What causes this infatuation - this all consuming obsessive thinking and focus? What causes such intensity of emotion?

This is how one person described their experience.

"I met him at friend's home. I was already in a relationship. But I knew from my previous experiences of infatuation, that I was always limerent vulnerable and limerent ready. It was his physical proximity and his open conversational vulnerability that linked us. He spoke in a way about his life that laid bare his defenselessness. His honesty had real integrity and transparency. He was unpretentiously authentic. 

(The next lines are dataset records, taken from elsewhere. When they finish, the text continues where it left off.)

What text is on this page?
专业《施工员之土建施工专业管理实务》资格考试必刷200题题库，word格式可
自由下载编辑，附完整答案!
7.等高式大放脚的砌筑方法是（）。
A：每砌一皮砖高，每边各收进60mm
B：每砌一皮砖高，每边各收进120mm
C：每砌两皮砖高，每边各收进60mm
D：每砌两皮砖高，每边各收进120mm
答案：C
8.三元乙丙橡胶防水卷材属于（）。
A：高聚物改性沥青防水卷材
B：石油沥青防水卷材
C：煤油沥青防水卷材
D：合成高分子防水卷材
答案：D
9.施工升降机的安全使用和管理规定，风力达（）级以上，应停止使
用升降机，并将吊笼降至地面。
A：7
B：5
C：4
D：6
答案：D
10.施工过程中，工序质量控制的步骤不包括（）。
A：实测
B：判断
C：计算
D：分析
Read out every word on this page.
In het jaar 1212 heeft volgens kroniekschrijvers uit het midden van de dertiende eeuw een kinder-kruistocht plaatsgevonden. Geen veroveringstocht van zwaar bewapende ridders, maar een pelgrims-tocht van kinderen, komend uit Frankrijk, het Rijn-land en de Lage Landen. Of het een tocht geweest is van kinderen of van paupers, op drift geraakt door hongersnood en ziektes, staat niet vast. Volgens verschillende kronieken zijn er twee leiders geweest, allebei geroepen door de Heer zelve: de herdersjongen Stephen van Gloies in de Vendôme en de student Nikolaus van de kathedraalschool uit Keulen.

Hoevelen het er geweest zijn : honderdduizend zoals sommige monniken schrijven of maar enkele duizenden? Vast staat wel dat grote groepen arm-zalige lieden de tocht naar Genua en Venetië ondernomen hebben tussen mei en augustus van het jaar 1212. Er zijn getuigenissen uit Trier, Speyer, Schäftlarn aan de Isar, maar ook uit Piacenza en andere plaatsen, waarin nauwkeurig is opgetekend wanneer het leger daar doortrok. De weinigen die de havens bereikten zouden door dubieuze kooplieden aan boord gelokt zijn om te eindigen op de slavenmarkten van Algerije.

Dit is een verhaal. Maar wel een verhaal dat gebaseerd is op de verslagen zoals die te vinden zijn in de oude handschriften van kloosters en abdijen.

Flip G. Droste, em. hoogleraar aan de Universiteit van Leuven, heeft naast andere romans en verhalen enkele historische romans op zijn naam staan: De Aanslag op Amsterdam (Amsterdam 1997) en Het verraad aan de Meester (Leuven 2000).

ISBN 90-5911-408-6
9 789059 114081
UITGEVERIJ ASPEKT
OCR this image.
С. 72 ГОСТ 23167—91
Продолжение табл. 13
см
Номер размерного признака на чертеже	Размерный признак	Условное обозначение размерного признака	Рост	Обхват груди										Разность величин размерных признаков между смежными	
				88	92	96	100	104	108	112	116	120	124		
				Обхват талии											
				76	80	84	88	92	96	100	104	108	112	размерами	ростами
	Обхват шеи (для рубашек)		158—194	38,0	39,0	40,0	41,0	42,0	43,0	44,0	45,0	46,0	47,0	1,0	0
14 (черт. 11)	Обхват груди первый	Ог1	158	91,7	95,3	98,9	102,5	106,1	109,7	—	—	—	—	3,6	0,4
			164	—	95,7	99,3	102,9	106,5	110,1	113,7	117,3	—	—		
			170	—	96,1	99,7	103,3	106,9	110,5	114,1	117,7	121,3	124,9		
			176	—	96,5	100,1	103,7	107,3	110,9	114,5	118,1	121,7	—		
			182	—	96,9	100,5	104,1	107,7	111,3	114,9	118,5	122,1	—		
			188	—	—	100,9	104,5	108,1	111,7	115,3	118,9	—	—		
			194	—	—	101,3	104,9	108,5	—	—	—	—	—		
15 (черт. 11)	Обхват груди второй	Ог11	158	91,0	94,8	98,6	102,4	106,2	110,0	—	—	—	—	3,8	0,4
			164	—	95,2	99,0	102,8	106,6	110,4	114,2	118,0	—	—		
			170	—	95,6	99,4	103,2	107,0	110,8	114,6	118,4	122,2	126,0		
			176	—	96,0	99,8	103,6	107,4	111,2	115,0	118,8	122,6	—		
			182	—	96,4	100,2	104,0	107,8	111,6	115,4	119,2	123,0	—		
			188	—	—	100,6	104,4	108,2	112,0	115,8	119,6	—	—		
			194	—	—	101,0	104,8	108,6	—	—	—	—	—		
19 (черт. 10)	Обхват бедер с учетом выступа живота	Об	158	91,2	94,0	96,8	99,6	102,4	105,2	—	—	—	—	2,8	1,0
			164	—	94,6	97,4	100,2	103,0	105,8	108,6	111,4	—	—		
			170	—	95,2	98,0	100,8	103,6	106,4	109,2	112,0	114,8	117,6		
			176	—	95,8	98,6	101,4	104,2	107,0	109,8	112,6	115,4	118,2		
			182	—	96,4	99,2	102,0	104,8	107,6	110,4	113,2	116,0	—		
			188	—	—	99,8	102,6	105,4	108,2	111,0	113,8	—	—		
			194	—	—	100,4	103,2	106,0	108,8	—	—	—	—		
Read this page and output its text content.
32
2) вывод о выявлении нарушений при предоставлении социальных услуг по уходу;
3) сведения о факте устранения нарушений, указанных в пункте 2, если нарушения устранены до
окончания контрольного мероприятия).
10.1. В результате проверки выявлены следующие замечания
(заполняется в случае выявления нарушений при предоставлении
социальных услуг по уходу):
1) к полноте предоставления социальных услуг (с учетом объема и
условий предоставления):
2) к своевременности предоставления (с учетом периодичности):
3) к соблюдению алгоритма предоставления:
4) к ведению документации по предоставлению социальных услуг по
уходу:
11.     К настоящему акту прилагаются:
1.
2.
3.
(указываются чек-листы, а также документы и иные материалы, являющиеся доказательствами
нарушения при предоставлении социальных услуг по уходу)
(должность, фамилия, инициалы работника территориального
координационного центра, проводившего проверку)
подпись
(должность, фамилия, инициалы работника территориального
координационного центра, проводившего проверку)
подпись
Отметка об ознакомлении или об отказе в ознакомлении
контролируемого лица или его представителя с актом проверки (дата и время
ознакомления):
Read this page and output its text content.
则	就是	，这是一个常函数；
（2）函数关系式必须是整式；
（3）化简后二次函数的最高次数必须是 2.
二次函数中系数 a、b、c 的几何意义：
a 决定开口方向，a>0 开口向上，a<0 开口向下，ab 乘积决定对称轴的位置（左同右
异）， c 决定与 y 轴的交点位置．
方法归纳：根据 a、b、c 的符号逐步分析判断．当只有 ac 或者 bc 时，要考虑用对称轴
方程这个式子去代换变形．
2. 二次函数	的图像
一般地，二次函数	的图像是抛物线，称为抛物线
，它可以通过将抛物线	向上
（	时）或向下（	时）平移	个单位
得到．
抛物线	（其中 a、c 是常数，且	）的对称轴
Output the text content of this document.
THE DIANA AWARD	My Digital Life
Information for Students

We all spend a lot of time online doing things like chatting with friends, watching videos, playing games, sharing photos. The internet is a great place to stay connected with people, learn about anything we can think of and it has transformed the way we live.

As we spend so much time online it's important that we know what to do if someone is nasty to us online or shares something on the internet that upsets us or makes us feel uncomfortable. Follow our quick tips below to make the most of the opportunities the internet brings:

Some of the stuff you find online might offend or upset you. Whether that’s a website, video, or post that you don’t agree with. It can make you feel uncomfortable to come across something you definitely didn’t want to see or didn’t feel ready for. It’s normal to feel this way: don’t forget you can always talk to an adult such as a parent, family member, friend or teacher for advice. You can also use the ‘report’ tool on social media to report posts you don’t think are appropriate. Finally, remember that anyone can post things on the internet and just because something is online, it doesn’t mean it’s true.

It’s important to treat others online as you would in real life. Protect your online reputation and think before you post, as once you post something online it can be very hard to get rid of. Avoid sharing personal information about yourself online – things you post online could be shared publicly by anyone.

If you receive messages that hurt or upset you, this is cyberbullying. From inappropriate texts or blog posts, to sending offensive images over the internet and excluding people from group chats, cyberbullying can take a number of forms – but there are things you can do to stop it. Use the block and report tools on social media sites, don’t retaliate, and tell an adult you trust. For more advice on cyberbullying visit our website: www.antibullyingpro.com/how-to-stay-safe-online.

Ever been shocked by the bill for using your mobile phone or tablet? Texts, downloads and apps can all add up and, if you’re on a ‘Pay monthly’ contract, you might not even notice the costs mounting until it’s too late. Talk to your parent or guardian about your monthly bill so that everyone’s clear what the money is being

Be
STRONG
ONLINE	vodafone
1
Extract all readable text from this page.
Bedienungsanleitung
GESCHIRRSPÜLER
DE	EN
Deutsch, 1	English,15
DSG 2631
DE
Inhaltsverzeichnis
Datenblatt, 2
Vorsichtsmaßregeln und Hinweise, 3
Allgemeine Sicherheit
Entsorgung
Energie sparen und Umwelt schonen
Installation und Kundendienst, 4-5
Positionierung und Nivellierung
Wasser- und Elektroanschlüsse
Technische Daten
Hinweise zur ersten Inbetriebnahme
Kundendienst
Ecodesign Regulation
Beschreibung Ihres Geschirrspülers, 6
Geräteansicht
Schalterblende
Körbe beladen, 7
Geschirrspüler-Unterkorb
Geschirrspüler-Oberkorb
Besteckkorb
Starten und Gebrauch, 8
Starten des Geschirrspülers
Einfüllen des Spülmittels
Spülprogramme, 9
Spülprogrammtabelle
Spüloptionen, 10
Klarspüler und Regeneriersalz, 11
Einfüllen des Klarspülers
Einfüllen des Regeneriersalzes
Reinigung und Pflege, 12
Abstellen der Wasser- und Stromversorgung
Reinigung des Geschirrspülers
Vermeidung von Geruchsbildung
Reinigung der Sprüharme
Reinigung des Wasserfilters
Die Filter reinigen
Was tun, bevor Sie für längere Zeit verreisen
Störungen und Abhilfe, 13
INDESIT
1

His openness about his struggles and life journey so resonated within me that I instantly and emotionally connected with him and felt this deep yearning to be embraced by his understanding and empathetic words as well as his physical touch."
All this happened within minutes of meeting him. Unexpectedly, like a lightning strike, a bolt out of the blue!  I was hooked! 
To experience such open authenticity gave me a pathway into his life where I felt safe and secure. That's what made him irresistible. His emotional exposure embraced my own vulnerabilities and I felt totally safe! I wanted to experience more."

Infatuation contains so many mixed emotions. We all invest so much of ourselves into what others may see as an irrational and unsustainable response when we become infatuated. Infatuation is such an individual experience, which is so captivating and consuming that we become totally mesmerized by the person who now becomes the focus of our inner world. 

The agonizing power embedded in this transfixing experience reverberates throughout our whole being and we are rendered almost totally helpless as we often inadequately deal with many of the primal psychological forces now controlling our lives. 

This experience is so primal, so primordial, so universal that when we enter into the realm of infatuation we are entering into the instinctual driving forces which have little to do with rational behaviour, and everything to do with basic instincts which are part of the fabric we share with the rest of humanity. We should never underestimate or ignore the primal drives which nature has invested us with, as part of our behavioural response necessary for the procreation of the species. 

Attraction and infatuation are prescripted natural awakenings generated within us by the  biological agendas which form part of the human fabric we all share. Their compelling power when ignited, create physiological and psychological responses in us which display primal agendas which seem so foreign and antithetical  to the domesticated and respectable socialized agendas which are considered to be the normal and acceptable codes of behaviour.

When deep attraction occurs and infatuation experienced, we are witnessing within ourselves a complex mixture of primal drives and  psychological needs and desires. For some of us our needs and drives seem to collide and we are left totally overwhelmed by the intense feelings of sensuality, sexuality, exhilaration as well as emotions which create anxiety and a disturbing urgency for resolution. 

 In fact the existence of "infatuation" in our attraction-attachment kit, is what brings the opposite sexes (same sexes) together and is part of the arsenal nature uses to create initial responses along the pathway of bonding. 

Added to the natural psychological and physiological forces of attraction/attachment within us, are the overlays of needs created within us by the personal life histories we have experienced from the moment of our birth. The authenticity of attraction/infatuation we experience so naturally, is 'flavoured' by the agendas we carry from childhood. 

We interpret these experiences of attraction/infatuation  through the prism of our personal life journeys.

Deep 'irrational' infatuation has a powerful and authentic natural instinct as well as an emotional agenda which is peculiarly unique for each of us, based on the life experiences we have encountered before "infatuation" obsesses us.

If you feel overpowered by in infatuation forces consuming your life, you are not alone. It is understanding and unraveling these forces which is so necessary to get our lives back into some form of equilibrium.